Гудок рыкнул еще раз. Все захлопали. Путешествие началось.

Утро началось с прогулки по верхней палубе. Дул сильный холодный ветер, было пасмурно и неуютно. Тонкие слюдяные обломки льдин сновали вокруг атомохода, сталкиваясь и наезжая друг на друга. От кормы к горизонту уходил бурлящий поток из-под винтов. Татьяна, крепко вцепившись в поручни окоченевшими пальцами, глядела на бесконечный, загадочный, грозный, пахнущий соленой свежестью океан и не могла оторвать глаз. Только на две стихии можно смотреть часами: огонь и воду. Не смея понять, но принимая такими, как есть.

— Как вам? — рядом остановилась соседка Аня. В голосе у нее звучала гордость молодой мамы за любимое чадо.

— Непередаваемо! — отозвалась Татьяна.

На завтрак соседки отправились вместе. Аня ограничилась стаканом апельсинового сока, до краев наполненного льдом. Татьяна, почувствовав после прогулки на свежем воздухе зверский аппетит, долго маялась с маленькой тарелочкой у стола с фруктами, пытаясь уместить на ней как можно больше кусочков арбуза, дыни и манго, в конце концов не выдержала, почему-то украдкой цапнула с блюда аппетитный свежий круассан, тут же и откусила от него изумительно горячий, жирный, калорийный кусок. Поймала на себе одобрительный взгляд нависшего над яичницей с ветчиной «канадского боксера», собралась было смутиться, но вдруг подумала — какого черта? — и положила рядом с круассаном булочку с марципаном. Жена экипированного джентльмена, на этот раз без шубки, но в кожаных джинсах и ярком свитере, азартно насаживала на вилку ломтики жареного бекона побольше и потолще. Арктика начинала путь к сердцам путешественников самым верным способом — через желудок.

— May I[2]? — канадец вдруг оказался радом с Татьяниним столиком и, не дожидаясь разрешения, плюхнулся на свободный стул.

Аня уткнулась носом в стакан, с трудом сдерживая улыбку.
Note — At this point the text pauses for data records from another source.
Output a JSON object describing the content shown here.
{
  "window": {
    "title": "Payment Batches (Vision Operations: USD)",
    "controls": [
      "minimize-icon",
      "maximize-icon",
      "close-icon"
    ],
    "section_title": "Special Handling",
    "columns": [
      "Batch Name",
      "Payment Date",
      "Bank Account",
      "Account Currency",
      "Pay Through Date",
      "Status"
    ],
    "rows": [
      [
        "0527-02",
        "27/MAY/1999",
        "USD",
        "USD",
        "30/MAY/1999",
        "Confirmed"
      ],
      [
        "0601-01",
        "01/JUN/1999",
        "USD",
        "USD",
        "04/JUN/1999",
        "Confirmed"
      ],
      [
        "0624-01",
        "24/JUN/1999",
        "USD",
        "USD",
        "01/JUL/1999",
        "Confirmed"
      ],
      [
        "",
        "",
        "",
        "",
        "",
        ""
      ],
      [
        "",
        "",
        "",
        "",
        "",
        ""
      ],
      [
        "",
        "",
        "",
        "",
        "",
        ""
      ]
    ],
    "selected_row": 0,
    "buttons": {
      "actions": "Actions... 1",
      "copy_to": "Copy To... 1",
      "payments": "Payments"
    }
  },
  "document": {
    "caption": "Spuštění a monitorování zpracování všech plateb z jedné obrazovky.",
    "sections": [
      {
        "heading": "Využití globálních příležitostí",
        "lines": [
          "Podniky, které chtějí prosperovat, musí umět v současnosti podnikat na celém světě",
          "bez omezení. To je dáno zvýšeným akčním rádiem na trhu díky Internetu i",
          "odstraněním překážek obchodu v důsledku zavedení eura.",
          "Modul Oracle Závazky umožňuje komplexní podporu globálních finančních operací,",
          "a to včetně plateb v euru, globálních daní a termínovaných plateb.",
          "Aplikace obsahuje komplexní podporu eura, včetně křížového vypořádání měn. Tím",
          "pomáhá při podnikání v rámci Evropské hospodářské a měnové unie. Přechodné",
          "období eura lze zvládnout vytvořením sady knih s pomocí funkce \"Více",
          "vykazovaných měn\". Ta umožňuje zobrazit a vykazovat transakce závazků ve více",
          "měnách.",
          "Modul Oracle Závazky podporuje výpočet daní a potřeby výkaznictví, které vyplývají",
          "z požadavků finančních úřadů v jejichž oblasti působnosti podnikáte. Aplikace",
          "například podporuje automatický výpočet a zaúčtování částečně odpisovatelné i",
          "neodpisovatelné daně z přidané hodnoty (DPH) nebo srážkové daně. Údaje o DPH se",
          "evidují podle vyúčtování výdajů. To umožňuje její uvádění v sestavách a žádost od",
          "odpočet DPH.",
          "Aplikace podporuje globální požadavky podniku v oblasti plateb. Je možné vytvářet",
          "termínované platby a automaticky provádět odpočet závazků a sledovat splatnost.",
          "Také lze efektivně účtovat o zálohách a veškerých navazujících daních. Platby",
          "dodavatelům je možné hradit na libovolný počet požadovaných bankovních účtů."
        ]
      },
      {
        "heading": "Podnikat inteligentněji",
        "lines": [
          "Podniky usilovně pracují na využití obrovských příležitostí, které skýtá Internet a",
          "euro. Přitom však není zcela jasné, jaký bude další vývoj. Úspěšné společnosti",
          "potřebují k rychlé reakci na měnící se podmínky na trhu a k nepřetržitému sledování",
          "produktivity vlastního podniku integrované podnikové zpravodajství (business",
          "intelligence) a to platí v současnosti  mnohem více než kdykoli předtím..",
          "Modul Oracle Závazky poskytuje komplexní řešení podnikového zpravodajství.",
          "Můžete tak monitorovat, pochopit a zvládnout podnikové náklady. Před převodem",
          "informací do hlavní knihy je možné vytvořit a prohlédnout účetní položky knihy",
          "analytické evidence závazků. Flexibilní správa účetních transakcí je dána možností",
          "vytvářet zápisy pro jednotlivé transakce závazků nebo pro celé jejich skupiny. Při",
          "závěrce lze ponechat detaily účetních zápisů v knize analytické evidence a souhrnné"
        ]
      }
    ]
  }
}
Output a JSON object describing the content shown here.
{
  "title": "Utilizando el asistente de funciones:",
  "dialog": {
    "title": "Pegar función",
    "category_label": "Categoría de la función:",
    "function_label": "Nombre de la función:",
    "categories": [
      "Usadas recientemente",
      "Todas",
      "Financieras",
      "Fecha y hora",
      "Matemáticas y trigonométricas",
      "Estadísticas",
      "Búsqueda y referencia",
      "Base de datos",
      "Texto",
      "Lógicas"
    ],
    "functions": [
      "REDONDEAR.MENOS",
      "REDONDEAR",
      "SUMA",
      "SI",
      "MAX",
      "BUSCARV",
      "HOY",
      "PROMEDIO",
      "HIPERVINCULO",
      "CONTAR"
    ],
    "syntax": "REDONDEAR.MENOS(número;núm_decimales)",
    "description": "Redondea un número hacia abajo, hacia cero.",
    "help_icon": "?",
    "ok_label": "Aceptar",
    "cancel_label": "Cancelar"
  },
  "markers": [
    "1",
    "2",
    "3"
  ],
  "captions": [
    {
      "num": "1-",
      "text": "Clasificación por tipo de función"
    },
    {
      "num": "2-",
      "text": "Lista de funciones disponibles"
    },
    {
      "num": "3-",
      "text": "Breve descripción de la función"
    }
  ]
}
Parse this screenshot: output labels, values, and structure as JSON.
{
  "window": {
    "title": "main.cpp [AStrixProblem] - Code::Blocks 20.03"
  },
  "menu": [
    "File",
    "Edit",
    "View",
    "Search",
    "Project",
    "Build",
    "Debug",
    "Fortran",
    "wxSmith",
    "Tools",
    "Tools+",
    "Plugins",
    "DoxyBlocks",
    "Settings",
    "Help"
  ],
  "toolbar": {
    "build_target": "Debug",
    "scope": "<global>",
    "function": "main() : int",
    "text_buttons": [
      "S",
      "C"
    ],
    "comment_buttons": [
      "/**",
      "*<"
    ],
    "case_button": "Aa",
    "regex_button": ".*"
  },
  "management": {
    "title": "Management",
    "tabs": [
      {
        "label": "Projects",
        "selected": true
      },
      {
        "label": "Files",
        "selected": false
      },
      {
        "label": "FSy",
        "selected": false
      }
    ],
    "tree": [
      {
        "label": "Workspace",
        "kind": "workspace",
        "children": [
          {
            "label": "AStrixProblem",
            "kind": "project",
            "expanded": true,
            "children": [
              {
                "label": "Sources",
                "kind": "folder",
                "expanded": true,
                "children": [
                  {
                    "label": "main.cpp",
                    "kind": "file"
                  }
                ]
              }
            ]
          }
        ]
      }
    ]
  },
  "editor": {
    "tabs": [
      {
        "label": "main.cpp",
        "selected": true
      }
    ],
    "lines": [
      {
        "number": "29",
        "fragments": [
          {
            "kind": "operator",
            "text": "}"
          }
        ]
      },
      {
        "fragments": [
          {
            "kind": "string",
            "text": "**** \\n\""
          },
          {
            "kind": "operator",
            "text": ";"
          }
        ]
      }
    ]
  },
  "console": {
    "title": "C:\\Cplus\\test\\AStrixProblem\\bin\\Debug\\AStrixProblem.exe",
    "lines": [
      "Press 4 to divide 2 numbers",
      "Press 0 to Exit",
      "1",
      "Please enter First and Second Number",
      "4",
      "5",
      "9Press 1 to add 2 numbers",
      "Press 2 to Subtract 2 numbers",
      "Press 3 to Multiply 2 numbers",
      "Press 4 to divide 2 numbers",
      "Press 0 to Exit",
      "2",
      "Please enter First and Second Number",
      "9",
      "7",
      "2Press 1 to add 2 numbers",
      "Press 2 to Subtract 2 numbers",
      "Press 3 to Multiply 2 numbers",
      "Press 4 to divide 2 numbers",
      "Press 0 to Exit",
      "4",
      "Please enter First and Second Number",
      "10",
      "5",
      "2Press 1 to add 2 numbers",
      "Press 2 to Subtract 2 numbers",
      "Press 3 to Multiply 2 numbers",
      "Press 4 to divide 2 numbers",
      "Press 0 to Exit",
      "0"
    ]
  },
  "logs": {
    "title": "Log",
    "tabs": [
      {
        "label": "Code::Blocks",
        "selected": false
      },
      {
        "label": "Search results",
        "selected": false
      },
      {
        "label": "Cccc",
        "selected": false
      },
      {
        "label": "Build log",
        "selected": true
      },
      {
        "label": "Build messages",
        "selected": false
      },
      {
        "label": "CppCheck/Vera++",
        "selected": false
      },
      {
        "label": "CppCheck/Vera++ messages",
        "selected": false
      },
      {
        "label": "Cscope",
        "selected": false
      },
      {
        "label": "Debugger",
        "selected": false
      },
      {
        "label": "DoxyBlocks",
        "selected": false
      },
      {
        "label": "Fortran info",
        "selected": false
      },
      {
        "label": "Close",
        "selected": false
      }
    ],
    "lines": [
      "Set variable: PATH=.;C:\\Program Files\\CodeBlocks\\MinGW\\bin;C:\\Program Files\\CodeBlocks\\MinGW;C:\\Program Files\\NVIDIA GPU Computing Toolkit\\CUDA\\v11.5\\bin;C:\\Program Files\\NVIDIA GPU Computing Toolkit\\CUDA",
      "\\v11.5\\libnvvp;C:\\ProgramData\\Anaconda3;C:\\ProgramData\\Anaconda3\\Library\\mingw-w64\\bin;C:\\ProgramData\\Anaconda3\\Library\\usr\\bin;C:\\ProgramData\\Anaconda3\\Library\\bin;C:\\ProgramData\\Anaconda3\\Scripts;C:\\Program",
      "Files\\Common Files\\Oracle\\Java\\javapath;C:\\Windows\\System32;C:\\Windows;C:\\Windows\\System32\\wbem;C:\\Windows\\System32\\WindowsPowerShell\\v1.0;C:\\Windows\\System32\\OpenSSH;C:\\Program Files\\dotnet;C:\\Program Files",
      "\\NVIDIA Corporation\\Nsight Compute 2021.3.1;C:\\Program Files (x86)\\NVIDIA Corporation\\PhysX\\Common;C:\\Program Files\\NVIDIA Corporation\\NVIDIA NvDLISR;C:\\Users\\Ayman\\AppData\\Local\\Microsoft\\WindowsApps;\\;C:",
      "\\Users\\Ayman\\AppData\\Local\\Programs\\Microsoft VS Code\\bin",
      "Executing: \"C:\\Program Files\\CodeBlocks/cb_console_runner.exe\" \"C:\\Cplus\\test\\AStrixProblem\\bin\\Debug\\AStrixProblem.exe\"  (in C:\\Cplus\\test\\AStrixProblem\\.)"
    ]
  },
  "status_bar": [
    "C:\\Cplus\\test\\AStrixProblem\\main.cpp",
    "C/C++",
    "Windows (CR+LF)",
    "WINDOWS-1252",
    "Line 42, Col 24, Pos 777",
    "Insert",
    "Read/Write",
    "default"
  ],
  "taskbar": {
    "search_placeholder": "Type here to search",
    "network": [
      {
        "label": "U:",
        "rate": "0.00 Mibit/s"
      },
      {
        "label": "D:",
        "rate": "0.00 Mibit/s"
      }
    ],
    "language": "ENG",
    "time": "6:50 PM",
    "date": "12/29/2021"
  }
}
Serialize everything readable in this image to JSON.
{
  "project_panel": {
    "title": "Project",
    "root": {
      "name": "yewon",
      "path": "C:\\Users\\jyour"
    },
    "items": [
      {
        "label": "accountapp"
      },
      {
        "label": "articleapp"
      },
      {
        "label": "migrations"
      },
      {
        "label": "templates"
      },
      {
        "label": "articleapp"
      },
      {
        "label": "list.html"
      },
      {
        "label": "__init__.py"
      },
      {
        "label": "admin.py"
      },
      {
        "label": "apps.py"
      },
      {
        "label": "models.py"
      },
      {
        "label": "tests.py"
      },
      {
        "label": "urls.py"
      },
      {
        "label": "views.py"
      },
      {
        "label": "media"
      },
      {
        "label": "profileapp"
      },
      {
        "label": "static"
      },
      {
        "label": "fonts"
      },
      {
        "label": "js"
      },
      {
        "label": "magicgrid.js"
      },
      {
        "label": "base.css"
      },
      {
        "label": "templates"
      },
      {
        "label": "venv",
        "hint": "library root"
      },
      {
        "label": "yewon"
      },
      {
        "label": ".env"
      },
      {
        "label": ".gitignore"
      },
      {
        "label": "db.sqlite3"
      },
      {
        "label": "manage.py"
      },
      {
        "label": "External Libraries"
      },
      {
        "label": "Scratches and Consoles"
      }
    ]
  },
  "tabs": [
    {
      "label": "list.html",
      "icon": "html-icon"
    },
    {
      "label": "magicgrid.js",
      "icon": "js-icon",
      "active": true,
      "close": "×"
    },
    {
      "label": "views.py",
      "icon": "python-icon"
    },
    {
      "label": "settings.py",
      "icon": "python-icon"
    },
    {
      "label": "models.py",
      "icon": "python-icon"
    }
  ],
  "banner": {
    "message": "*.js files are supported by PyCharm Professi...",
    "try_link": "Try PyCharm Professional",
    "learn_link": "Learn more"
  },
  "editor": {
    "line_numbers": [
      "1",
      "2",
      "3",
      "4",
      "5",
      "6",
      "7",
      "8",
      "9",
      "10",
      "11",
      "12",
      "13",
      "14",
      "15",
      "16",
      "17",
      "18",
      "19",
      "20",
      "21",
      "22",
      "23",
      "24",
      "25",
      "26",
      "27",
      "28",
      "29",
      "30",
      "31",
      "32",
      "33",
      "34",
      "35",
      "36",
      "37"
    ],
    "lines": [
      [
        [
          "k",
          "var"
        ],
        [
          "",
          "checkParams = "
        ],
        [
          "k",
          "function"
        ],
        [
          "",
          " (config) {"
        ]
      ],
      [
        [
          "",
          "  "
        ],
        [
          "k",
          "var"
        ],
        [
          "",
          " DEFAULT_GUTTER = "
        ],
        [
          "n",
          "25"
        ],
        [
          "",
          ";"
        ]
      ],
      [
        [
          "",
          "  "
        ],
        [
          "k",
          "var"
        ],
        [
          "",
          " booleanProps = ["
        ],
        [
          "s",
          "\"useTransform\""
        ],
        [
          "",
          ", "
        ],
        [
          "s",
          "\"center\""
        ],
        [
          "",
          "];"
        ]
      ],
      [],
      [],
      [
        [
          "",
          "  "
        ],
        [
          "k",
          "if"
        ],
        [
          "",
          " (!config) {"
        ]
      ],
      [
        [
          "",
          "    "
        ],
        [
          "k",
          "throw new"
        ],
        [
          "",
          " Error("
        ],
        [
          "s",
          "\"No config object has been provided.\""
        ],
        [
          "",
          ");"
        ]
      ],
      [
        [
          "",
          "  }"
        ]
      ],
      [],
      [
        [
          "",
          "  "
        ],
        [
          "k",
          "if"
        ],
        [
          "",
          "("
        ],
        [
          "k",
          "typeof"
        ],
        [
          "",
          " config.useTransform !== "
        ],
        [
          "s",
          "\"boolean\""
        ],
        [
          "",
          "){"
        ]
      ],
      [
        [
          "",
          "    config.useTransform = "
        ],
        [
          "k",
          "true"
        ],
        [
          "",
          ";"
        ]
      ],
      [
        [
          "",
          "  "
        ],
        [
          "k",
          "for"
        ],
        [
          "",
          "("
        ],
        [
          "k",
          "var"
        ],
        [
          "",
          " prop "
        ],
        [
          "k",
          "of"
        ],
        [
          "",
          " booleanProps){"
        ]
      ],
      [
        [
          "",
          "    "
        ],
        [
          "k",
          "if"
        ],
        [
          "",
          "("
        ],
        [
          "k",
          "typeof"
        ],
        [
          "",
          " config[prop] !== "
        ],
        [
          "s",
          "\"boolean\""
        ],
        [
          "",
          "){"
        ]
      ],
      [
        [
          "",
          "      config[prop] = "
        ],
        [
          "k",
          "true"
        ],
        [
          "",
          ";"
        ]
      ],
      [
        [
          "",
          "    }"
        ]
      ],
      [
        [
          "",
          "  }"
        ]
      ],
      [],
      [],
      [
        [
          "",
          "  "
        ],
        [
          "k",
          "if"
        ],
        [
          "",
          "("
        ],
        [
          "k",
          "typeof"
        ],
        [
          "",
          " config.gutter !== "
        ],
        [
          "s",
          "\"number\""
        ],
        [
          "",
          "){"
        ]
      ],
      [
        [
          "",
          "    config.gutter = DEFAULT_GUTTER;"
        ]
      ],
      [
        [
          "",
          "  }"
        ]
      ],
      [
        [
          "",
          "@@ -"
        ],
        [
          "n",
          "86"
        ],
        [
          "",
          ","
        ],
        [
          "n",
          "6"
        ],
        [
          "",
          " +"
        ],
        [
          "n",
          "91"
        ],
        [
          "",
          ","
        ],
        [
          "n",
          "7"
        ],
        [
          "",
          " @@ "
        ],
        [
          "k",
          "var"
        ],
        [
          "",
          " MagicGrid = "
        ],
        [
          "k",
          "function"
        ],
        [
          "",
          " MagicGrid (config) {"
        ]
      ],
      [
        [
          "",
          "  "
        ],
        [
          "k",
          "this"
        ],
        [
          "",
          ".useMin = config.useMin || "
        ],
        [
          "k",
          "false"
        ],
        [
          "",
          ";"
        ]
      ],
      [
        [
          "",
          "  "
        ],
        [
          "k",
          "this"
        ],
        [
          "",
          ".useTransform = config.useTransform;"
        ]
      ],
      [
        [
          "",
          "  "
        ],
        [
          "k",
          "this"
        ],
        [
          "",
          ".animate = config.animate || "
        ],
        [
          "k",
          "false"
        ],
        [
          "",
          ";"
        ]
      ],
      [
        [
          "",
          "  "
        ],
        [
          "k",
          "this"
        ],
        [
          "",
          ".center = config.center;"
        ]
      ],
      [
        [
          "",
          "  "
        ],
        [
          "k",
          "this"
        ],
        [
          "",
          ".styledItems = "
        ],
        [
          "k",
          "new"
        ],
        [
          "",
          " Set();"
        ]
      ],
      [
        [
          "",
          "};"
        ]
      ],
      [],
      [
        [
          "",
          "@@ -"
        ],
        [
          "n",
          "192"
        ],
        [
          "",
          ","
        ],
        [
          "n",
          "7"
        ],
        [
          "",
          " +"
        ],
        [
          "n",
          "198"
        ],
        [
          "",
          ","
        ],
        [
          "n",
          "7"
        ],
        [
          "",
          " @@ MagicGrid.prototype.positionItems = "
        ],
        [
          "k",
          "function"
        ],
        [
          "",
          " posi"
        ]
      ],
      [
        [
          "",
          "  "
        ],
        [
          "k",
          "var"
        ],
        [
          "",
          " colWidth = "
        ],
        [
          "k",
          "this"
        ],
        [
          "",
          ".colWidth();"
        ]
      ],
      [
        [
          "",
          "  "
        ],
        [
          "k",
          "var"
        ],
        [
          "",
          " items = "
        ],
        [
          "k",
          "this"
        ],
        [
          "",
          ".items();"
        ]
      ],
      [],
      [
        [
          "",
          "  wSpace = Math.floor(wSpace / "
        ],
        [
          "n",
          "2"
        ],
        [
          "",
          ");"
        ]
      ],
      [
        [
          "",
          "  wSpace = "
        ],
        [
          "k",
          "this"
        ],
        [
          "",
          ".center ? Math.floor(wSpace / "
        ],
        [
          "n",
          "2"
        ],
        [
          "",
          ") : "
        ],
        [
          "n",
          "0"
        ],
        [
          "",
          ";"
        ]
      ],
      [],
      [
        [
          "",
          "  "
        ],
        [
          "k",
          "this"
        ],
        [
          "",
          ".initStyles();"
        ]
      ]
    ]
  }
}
Татьяна хотела возмутиться иностранной беспардонной невоспитанности, но тут новоявленный сосед водрузил перед ней тарелку с пирожным. На завитках голубого крема приседал в книксене белый мишка в балетной пачке.

Татьяна точно помнила: среди обширного выбора сегодняшнего завтрака таких изысков не было.

— Наверное, он с шеф-поваром договoрился, — шепнула Аня.

— Э-т-a в-к-у-ш-н-о, — с трудом произнес канадец и с надеждой уставился на Татьяну.

— Странный какой, — подумала она, но пирожное попробовала.

Вкусно было неимоверно. Канадец разулыбался, будто не было у него в жизни большего счастья, чем смотреть, как Татьяна слизывает крем с шоколадного бисквита и, между прочим, набирает калории.

За калории — обидно, а за проявленную заботу — приятно. Да и мужское внимание льстило. Давно забытое такое чувство, из юности. Когда Сухофрукт была смешливой худенькой Танечкой, знающей, что впереди целая, обязательно прекрасная, жизнь.

— Уважаемые гости, — возвестило радио, — через полчаса мы ждем вас в лекционном зале на третьей палубе, чтобы начать экскурсию по кораблю.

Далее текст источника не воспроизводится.